An important characteristic of ORM is that is should preserve object uniqueness.

  • If we get an object from the database twice (using different queries), we should get references to the same object, not 2 copies of one object
    • If the question “Who are you?” has id 5, then these two queries should return the same object reference:
      q1 = Question.objects.get(id=5)
      q2 = Question.objects.get(question_text='Who are you?')
      q1 == q2
      # should be True.  Is it?
      
  • If other objects reference an entity, all the references should be to the same object.
    • For example, a City has an attibute named country that refers to the country it is in. If we use the ORM to get cities for “Bangkok” and “Chiang Mai”, do they refer to the same country object, or 2 identical copies of the country object for Thailand?

Cascading

Cascading refers to whether an ORM operation on one object should cascade to objects it is associated with:

  • If a Question object contains some choices, and we save the Question object to the database, should the Choices be automatically saved as well?

  • If we delete a Question from the database, should all the Choices for that question be deleted from the Choices table, too?

You specified which operations should be cascaded in the code for model classes.

class Question(models.Model):
    """A multiple choice question. 
    Each question has 1 or more Choices associated with it.
    """
    question_text = models.CharField(max_length=80)
    ...

class Choice(models.Model):
    """
    A choice is a potential answer to a question. A many-to-1 relationship.
    """
    choice_text = models.CharField(max_length=80)
    question = models.ForeignKey(Question,
                   on_delete=models.CASCADE)

Lazy Instantiation

Creating objects from data in a database requires time (to retrieve the data) and memory (for the objects). ORM try to minimize this by not actually creating objects until they are referenced.

This is called lazy instantiation.

The Django QuerySet uses lazy installation.

For example:

questions = Question.objects.all()

returns a QuerySet, but does not create objects yet.
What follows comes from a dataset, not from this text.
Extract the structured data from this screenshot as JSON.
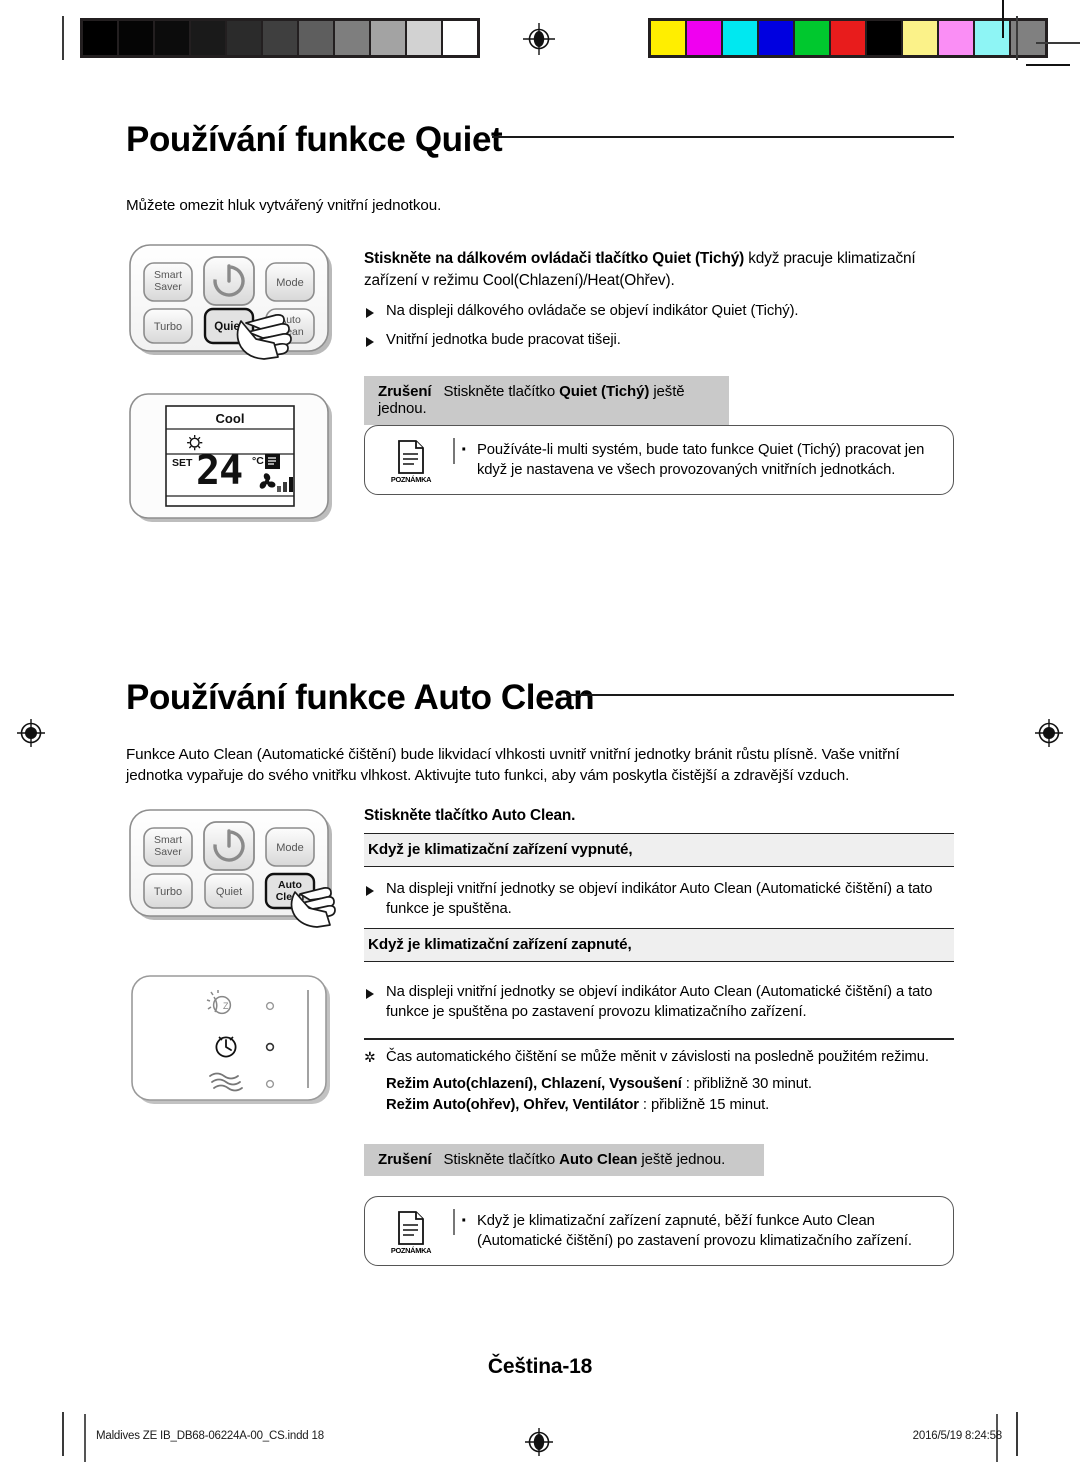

It won’t create question objects until you try to access them.

Lazy instantiation is also applied to 1-to-many relationships.
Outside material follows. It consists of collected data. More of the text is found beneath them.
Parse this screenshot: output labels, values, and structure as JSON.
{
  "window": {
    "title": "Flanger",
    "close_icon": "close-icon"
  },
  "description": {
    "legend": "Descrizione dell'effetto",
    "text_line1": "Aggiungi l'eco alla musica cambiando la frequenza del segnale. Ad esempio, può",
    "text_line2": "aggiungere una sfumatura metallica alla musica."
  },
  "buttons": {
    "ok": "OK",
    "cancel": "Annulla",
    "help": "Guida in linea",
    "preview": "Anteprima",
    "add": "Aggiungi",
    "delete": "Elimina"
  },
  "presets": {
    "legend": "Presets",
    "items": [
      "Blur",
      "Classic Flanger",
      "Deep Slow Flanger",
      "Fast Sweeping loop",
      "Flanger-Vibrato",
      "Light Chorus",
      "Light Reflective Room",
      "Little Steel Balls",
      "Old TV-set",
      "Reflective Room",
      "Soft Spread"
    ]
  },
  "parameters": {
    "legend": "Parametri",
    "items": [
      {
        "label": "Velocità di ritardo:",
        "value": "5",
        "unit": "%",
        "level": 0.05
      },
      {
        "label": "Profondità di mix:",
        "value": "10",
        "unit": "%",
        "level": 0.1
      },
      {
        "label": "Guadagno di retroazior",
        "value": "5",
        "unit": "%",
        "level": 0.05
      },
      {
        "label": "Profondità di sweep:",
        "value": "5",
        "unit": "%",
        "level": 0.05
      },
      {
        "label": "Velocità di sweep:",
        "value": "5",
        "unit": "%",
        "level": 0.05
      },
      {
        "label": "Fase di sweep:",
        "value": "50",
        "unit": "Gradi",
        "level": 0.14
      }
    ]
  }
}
>>> question = Question.objects.get(id=2)

# the question set has not been instantiated yet
>>> type(question.choice_set)
django.db.models.fields.related_descriptors.create_reverse_many_to_one_manager.<locals>.RelatedManager
>>> question.choice_set.count()
8

The choice_set attribute is not a Python “Set”. It’s a Django type that can be filtered and object lazily retrieved.

Design Patterns for ORM

There are 2 design patterns used in the design of ORM. The patterns are illustrated in the ORM presentation slides.

  • Data Access Object define a separate class that is responsible for performing ORM operations. Usually this class is a singleton and created using a factory method.
  • Active Object each entity class provides the ORM operations itself. This is usually done by making entities a subclass of a class that has all the code needed for the CRUD operations, so subclasses don’t need to add any ORM code. The Django Model class is an example.
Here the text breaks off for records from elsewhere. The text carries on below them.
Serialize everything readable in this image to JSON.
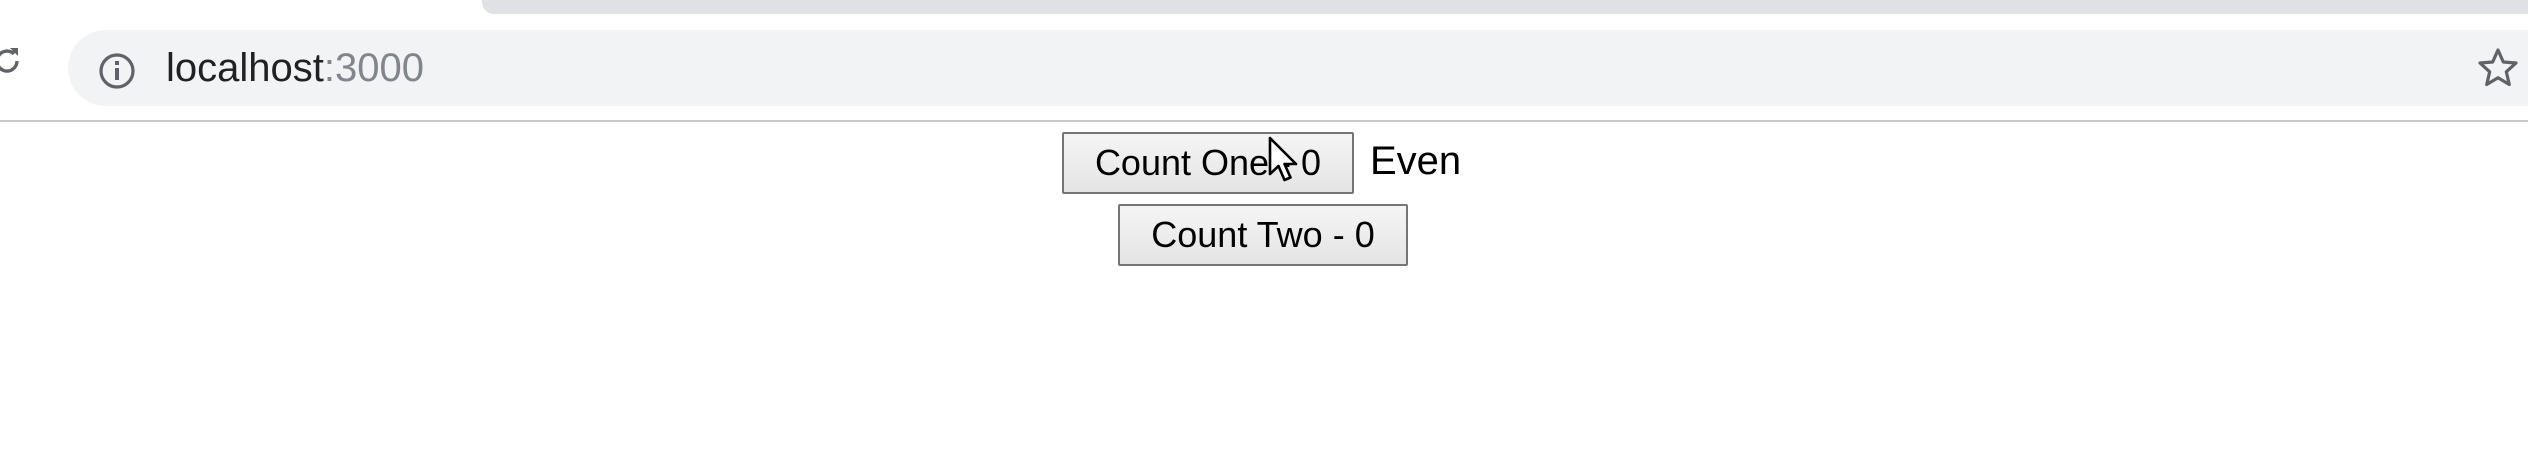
{
  "browser": {
    "url_host": "localhost",
    "url_port": ":3000"
  },
  "page": {
    "count_one_button": "Count One - 0",
    "parity_text": "Even",
    "count_two_button": "Count Two - 0"
  },
  "icons": {
    "reload": "reload-icon",
    "info": "info-icon",
    "bookmark": "star-icon",
    "cursor": "mouse-cursor-icon"
  }
}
MVC Anti-Pattern: Anemic Models

Sometimes, the model classes do nothing but provide values of attributes. They don’t provide any useful behavior themselves.

Martin Fowler calls these anemic models.

In the Django Polls app, the Choice class contains only choice_text and a votes counter. That’s pretty anemic.

The solution to anemic models is to examine your application for behavior that logically belongs to the models, and put the code for that behavior in the model.

As a simple example, to record a new vote for a Choice, instead of writing:

choice.votes += 1

you could let the choice do it:

choice.add_vote()

Questions

After doing the Django tutorial, explain how relationships are mapped to database tables.